Audio based Handgun vs
Rifle Detection

The military experts can easily tell which type of gun has fired the shot just by listening to its audio. Knowing which type of weapon your attacker is using gives you immense edge over him. For example the bullet from the famous rifle ak47 or ar15 could effectively hit up to 400m while from the glock 19 handgun only effective upto only 50m. Rifle like assault weapons require bulletproofing of level G2/G3, while handgun require G0/G1. Similar is for our Soldiers if they could know the type of weapon, they can find a suitable shield while faceoffs and can also use appropriate weapons against the enemy.
Usually the sound originated from gun shot consisting of sound due the bullet(for different types of bullet sound is different), powder charge, different length barrel (same bullet will sound different for different length barrel).

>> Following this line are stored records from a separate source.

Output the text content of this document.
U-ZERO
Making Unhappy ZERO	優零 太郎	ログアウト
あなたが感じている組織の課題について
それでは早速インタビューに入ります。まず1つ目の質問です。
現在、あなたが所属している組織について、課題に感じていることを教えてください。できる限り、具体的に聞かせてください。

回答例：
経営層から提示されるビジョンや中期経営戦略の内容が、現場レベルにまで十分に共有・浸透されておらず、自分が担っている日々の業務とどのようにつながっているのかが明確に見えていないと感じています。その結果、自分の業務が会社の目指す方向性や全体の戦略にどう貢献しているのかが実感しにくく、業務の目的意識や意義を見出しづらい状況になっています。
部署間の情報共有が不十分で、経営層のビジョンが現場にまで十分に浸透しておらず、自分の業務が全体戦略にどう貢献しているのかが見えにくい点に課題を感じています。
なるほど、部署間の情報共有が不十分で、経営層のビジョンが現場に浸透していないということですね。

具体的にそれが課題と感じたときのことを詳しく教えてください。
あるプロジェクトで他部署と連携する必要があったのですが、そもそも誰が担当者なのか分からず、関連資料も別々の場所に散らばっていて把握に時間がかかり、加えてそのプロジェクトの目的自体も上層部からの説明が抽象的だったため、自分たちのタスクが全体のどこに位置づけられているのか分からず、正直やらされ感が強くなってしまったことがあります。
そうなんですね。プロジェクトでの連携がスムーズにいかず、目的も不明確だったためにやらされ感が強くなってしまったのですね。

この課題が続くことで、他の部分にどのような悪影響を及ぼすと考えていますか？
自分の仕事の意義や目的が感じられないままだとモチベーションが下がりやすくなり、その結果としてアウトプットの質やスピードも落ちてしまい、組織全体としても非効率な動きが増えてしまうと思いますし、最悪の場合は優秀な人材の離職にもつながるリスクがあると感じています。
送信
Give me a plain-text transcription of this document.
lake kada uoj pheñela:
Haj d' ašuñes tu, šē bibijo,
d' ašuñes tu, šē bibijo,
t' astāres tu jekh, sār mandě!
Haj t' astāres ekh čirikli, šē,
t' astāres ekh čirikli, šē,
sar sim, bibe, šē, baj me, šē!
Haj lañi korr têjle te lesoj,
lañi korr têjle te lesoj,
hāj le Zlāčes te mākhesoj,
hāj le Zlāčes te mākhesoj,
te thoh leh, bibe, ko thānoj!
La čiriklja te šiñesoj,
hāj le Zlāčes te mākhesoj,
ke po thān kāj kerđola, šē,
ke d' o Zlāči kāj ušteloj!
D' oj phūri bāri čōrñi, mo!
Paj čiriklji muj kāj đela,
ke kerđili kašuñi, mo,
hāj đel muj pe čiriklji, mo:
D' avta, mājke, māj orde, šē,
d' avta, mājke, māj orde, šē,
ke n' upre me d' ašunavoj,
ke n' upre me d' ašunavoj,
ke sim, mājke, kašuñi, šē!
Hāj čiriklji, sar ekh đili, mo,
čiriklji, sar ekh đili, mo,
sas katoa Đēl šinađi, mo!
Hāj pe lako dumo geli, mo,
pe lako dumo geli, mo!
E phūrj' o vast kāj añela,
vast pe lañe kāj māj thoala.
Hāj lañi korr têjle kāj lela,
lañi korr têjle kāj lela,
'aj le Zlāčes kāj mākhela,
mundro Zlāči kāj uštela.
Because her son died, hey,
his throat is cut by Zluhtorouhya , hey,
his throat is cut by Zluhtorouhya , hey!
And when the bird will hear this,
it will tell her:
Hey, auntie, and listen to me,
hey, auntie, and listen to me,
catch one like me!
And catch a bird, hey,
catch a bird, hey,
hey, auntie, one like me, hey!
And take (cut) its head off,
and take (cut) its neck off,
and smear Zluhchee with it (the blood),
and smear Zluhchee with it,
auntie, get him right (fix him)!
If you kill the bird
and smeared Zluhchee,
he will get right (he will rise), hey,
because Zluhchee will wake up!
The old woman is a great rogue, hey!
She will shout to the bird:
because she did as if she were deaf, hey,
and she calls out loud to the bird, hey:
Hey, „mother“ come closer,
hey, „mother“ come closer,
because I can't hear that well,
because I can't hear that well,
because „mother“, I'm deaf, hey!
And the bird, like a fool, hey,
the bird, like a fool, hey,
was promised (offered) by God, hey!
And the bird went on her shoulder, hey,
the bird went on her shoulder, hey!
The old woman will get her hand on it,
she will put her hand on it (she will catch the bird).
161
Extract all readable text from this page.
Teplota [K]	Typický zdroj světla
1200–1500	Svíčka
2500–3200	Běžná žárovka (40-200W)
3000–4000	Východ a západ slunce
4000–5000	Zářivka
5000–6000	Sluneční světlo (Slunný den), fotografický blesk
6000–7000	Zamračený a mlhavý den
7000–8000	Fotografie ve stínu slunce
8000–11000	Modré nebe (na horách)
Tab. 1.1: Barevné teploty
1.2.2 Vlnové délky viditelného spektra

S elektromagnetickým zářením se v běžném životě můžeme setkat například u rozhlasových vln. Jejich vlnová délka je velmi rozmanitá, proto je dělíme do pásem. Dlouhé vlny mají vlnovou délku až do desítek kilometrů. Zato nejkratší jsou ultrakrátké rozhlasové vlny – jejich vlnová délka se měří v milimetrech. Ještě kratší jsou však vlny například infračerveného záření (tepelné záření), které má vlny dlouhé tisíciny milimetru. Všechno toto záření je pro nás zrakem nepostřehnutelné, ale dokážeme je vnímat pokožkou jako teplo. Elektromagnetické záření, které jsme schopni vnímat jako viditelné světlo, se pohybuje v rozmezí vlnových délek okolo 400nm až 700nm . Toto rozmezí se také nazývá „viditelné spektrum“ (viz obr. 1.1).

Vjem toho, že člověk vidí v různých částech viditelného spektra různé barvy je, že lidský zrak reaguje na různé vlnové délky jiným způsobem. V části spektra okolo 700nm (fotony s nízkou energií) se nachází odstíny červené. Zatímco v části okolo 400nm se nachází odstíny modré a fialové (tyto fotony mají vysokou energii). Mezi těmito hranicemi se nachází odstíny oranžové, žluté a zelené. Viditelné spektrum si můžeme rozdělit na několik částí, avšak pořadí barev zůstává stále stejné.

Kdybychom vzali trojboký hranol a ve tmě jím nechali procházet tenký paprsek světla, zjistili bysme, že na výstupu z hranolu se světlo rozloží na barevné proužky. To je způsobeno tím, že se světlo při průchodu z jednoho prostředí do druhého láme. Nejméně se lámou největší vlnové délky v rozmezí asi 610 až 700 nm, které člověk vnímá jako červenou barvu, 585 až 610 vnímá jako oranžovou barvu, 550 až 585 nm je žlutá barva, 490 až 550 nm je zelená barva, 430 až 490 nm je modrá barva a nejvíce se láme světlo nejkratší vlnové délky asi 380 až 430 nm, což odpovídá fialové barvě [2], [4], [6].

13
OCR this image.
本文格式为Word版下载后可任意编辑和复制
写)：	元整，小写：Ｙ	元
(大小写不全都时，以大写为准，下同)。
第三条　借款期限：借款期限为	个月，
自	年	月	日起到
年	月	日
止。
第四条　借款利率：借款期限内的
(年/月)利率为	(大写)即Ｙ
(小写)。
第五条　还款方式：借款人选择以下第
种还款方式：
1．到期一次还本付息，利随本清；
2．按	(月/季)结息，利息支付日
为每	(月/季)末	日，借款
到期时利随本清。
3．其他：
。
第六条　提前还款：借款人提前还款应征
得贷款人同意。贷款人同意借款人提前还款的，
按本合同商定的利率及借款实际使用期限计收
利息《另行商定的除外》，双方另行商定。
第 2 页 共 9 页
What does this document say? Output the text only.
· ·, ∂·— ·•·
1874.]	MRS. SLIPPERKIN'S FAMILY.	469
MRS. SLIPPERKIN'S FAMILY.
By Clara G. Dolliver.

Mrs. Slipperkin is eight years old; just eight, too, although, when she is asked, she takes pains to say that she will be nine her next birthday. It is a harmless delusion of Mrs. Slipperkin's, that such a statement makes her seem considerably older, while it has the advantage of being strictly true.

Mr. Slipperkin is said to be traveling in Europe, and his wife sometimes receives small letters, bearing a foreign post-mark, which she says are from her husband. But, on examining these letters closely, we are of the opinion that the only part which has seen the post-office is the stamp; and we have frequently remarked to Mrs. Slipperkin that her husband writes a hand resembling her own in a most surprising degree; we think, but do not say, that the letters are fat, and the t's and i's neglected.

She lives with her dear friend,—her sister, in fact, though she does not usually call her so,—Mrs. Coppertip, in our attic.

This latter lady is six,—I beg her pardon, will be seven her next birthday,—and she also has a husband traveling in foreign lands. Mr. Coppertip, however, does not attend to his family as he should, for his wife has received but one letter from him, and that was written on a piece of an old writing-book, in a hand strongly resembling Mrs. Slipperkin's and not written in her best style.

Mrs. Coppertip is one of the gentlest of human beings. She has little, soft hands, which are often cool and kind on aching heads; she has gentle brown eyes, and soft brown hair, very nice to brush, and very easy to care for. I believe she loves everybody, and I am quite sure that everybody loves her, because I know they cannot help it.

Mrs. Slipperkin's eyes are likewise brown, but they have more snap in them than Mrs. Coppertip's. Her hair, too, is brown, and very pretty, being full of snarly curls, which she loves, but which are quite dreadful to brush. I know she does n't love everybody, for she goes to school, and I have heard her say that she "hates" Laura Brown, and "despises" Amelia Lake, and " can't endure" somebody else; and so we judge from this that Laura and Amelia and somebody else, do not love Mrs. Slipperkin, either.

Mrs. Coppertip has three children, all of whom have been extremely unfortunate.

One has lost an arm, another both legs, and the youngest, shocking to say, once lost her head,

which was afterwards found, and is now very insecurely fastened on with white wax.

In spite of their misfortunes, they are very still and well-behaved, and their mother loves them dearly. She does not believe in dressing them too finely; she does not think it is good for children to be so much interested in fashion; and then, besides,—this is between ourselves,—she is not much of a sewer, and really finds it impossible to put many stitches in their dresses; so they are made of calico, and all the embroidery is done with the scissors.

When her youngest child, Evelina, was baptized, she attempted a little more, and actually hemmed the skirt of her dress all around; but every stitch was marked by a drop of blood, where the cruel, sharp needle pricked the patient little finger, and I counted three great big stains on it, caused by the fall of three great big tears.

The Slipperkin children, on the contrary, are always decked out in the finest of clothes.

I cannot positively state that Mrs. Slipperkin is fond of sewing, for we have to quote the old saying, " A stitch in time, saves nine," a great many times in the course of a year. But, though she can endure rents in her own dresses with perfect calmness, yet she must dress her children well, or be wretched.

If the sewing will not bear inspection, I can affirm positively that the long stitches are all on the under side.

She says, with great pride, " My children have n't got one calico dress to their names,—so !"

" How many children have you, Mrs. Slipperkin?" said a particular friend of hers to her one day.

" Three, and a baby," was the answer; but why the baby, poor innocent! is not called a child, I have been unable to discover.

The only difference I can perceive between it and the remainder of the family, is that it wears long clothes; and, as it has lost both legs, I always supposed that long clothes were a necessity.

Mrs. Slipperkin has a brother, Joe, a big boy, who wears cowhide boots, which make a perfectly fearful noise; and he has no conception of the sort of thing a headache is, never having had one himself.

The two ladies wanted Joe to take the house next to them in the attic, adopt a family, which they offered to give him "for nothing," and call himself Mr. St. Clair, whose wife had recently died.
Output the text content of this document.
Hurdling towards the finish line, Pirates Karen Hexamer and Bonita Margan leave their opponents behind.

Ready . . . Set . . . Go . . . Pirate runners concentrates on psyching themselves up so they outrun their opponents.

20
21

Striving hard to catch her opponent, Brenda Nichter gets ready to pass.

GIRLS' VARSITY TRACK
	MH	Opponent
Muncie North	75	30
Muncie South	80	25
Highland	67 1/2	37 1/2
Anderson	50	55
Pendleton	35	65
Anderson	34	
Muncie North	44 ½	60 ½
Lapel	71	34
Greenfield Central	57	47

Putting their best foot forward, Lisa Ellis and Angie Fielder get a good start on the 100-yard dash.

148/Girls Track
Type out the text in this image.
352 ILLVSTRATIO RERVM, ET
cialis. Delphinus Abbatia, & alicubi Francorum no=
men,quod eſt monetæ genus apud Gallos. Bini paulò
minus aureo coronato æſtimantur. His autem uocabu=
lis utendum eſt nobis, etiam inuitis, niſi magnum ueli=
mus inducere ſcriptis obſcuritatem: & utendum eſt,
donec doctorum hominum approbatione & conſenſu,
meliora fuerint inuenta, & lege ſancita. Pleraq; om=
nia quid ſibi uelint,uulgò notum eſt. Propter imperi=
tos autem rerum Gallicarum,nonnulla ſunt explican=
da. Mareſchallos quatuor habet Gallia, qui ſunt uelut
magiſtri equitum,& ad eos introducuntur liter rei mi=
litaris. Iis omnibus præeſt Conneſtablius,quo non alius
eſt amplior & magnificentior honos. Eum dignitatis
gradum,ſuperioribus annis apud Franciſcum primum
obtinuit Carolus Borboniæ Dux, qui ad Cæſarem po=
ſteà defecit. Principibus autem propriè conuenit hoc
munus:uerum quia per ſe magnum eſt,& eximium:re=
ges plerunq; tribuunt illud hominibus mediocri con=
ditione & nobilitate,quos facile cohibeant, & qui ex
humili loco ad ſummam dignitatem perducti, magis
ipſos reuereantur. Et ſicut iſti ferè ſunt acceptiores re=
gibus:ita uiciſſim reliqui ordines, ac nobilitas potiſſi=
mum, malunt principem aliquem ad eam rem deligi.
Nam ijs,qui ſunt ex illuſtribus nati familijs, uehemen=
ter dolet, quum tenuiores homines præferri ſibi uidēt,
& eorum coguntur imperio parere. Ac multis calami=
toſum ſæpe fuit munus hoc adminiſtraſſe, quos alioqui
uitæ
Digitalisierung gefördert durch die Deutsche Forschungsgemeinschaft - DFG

Novelty and Problems Overcomed

Till now researchers have done much work over audio classification. We reviewed literature and obtained the techniques that various researchers have found. Some of them are MFCC, Differential MFCC, Tempogram, Spectrogram, root mean square value for audio sample, spectral centroid, PCA over spectrogram as well as raw audio etc. Over time different researches give us which type of feature works for which type of audio. Such a problem in which we need to classify very similar sounding audio and that too when audio is directly extracted in the wild where we have different types of noise mixed becomes a challenging task. We needed to generate handcrafted features, we tried and tested various combinations of these features to find which works best for our problem.
First problem is to obtain a dataset. Since the problem is new we don't have an already created dataset and we have to create our own. We used youtube for it. Over 350 useful videos were downloaded from which only 200 were really found to be useful.
We don't wanted to have 2 gun shot in one audio. We wanted to have one shot of handgun or one shot of rifle in an audio. One audio in dataset is basically one second audio file. In many videos the shots from gun are consecutive, so in some audio we have multiple shots, therefore we removed such audio files from our dataset. Now every audio in dataset is either an audio clip of one shot from handgun or one shot from rifle. Now most of gunshots from rifle(which are semi automatic or fully automatic) are very close. That is, in only one second we have multiple shots. We carefully took only those shots which are single. That's why many videos are left unused.
For extracting audios, first the markings of gunshot was done with accuracy upto milliseconds and were noted into a file. We tried our best to keep the gunshot centralised in this audio, because a gunshot is not only audio from fire that is a bullet leaving a gun and gun recoil but also the echo afterward. Then the video(.mp4) is converted into audio(.mp3). Using markings the gunshots were extracted.
Complete dataset was cross checked by listening.
Overall 9 types of features were tried combinations are as follows:
1. mfcc, tempogram.
2. mfcc, tempogram, spectrogram.
3. mfcc, dmfcc(differential mfcc), ddmfcc(double differential mfcc).
4. mfcc, spectrogram, chroma_cens, rms, spectral centroid, spectral bandwidth, spectral contrast, flatness, rolloff, tonnetz, zero crossing rate.
5. mfcc, spectrogram.
6. all features in 4 and additional tempogram.
7. mfcc.
8. tempogram.
9. mel spectrogram.
For classification purpose various algorithms were tried. But the DCNN were found to be working best. The accuracy obtained was 97.7%. While The Area under ROC curve was 99.0%

Contribution

We created the first dataset with audio from handgun and rifle, carefully compiled and labeled.
A fully automated deep learning based model as well as best handcrafted feature for best classification for this type of problem.

Usefulness

The model can help our miltary soldiers fighting terrorism and naxalites. They play guerilla war In which they hide and attack. Their weapons can't be visually analysed. So we only have audio based detection option. Once analysed accordingly counter strategy could be made like taking bullet proof vehicles and bullet proof clothing to shield themselves and taking much longer range weapons.
Can also be used at Night in dark.

Limitation and Future Work

The dataset was only of broad two categories: the handgun and rifles. The sound from these in real life is much more different then we have in our dataset because when youtubers edit video some features in audio get lost. Though we tried to get audio as close to original as possible still it's hard to get unedited audio. The loss of features is one major cause we only took these broad categories. If the dataset had been created on real audios the same model could have detected differences between even those guns which even experts can't tell without looking visually.
In Future an audio based model could be trained which could tell the type of gun even if someone had modified it.